Luckily for the kids, Max has also managed to sneak out of the White House, following T.J. and Alex, and jumps in to save T.J. Max bites the ankle of one of the bandits and Alex and T.J. are able to escape the kidnappers' clutches and run back to the White House, where they promptly get in hot water with their parents and the White House security detail. T.J. and Alex form an unlikely alliance and start investigating the nefarious doings of all they suspect.
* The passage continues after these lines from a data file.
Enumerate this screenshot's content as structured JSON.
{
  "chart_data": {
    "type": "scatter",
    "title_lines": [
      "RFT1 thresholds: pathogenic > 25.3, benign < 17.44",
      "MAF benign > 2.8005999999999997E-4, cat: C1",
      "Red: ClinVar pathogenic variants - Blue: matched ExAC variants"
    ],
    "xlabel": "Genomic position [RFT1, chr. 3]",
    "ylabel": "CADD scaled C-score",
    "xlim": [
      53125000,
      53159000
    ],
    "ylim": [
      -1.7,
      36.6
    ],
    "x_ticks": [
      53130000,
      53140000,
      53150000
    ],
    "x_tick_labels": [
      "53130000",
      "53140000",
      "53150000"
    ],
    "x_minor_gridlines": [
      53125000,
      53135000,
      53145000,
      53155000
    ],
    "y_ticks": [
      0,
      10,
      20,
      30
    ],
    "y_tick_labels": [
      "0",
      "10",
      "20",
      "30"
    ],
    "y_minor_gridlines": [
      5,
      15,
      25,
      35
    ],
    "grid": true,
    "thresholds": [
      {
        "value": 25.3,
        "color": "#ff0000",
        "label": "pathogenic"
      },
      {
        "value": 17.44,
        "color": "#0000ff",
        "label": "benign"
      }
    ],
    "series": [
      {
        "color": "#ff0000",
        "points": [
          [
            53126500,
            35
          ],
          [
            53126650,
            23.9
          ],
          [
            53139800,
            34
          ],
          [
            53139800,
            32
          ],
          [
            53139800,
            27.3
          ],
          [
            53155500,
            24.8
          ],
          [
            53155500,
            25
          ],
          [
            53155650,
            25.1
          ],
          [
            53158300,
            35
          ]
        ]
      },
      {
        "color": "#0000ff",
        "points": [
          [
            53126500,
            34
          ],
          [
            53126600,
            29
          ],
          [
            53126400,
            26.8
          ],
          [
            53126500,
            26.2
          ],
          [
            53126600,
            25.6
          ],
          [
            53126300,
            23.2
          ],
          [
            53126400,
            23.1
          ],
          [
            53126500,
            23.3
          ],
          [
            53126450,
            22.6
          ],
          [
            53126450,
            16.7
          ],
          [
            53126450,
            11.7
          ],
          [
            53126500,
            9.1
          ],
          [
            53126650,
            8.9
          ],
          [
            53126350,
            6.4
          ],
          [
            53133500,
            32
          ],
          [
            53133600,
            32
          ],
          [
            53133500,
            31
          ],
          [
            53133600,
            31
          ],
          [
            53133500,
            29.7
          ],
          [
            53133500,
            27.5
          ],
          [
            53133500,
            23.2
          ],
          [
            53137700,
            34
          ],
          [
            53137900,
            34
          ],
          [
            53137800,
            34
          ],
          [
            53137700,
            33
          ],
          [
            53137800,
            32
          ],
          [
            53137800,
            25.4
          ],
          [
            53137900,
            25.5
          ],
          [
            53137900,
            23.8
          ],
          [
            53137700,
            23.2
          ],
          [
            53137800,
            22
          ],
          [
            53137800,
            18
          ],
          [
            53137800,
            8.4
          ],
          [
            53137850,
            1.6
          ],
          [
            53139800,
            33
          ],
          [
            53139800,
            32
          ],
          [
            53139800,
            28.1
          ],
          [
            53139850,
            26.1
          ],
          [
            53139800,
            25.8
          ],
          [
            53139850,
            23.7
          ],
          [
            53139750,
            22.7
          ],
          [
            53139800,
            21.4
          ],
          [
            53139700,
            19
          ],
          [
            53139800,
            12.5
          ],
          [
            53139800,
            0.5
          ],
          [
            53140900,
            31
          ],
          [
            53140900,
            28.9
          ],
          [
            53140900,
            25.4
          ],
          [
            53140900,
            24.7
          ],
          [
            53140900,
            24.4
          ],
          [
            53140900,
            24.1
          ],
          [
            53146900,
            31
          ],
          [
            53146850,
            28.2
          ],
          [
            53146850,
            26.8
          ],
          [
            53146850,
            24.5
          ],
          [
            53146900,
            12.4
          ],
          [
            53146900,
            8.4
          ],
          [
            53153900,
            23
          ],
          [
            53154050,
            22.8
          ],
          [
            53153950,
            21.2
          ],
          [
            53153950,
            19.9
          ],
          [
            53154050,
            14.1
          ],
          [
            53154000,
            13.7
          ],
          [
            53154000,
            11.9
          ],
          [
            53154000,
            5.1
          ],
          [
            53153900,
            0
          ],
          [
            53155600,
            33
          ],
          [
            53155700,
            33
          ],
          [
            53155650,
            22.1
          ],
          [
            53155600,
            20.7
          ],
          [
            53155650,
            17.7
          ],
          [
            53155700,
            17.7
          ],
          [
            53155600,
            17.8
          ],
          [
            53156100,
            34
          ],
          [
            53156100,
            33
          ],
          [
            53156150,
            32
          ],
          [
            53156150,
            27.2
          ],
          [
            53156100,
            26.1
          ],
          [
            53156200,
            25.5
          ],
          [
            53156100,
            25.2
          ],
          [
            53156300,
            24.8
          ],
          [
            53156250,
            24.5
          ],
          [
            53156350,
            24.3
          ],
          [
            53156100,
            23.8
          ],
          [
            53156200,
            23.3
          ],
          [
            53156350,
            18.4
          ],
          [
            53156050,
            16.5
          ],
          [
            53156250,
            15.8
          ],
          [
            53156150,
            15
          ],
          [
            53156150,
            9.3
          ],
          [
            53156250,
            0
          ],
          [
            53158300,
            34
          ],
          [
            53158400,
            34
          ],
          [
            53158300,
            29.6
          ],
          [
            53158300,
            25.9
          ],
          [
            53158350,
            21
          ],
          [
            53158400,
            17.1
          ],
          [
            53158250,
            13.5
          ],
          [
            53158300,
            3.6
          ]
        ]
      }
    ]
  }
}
As their many attempts at sleuthing backfire and a harrowing attempt at harming the First Lady is narrowly foiled by Max, the Secret Service finally persuades Thomas Sr. to relieve Max of his duties.

After that incident, the Russian president declares to President Bennett, "If you cannot protect your children, how are you going to protect our children?" and decides to return to Moscow, cutting his visit short. T.J., who is despondent, cannot sleep and while searching for an early morning snack in the kitchen discovers that Chef Coop is the Russian mole. Coop locks him in the freezer and escapes. Meanwhile, Olga tricks Alex into following her into woods, so that Coop can abduct her.

Max finally escapes from his cage and smashes back into the residence to save T.J., alerting everyone to the misdeeds at hand. After a heroic pursuit of the criminals by Max and T.J. with both Presidents and Agent Thorn, the perpetrators are captured and Alex is rescued. Thomas Sr. apologizes to his son for not listening to him and assures him that the First Family is a family first. T.J. and Alex convince their fathers to resume their talks where a historic agreement is reached and an award for bravery is bestowed upon Max. In the end, T.J. kisses Alex thanks to Max nudging T.J., and he gets a surprise; Charlie had three puppies and T.J., wants to keep them all and starts playing with them.

== The cast of Max 2: White House hero ==
- Zane Austin as Thomas Bennett Jr. (T.J.)
- Francesca Capaldi as Alexandra "Alex" Bragov
- Lochlyn Munro as President Thomas Bennett Sr.
- Andrew Kavadas as President Vladimir Bragov
- Reese Alexander as Secret Service Agent Thorn
- Carrie Genzel as First Lady Maureen Bennett
- Bradley Stryker as Chef Coop
- Kathryn Kirkpatrick as FSB Agent Olga
- Bruce Blain as Russian Chef
- Jessica Roch as White House Chef
- Curtis Lum as Agent Nelson
- Lucia Walters as Tour Guide
- Gabriel LaBelle as Alfred
- Garry Chalk as Colonel Jones
- Carlos, Jagger and Dude as Max

==Reception==
On Forbes, Luke Y. Thompson wrote that, "it's for kids. Yeah, they can do better, but they can also do a lot worse." In his review for Common Sense Media, Renee Schonfeld rated it 2/5 stars, and wrote, "forgettable tale with cute kids, gallant dog; some violence."

== Home media ==
The film was released on Blu-ray on May 23, 2017 by Warner Bros. Home Entertainment. It is the first Orion Pictures film to be distributed by Warner Bros. in home media since Zelig.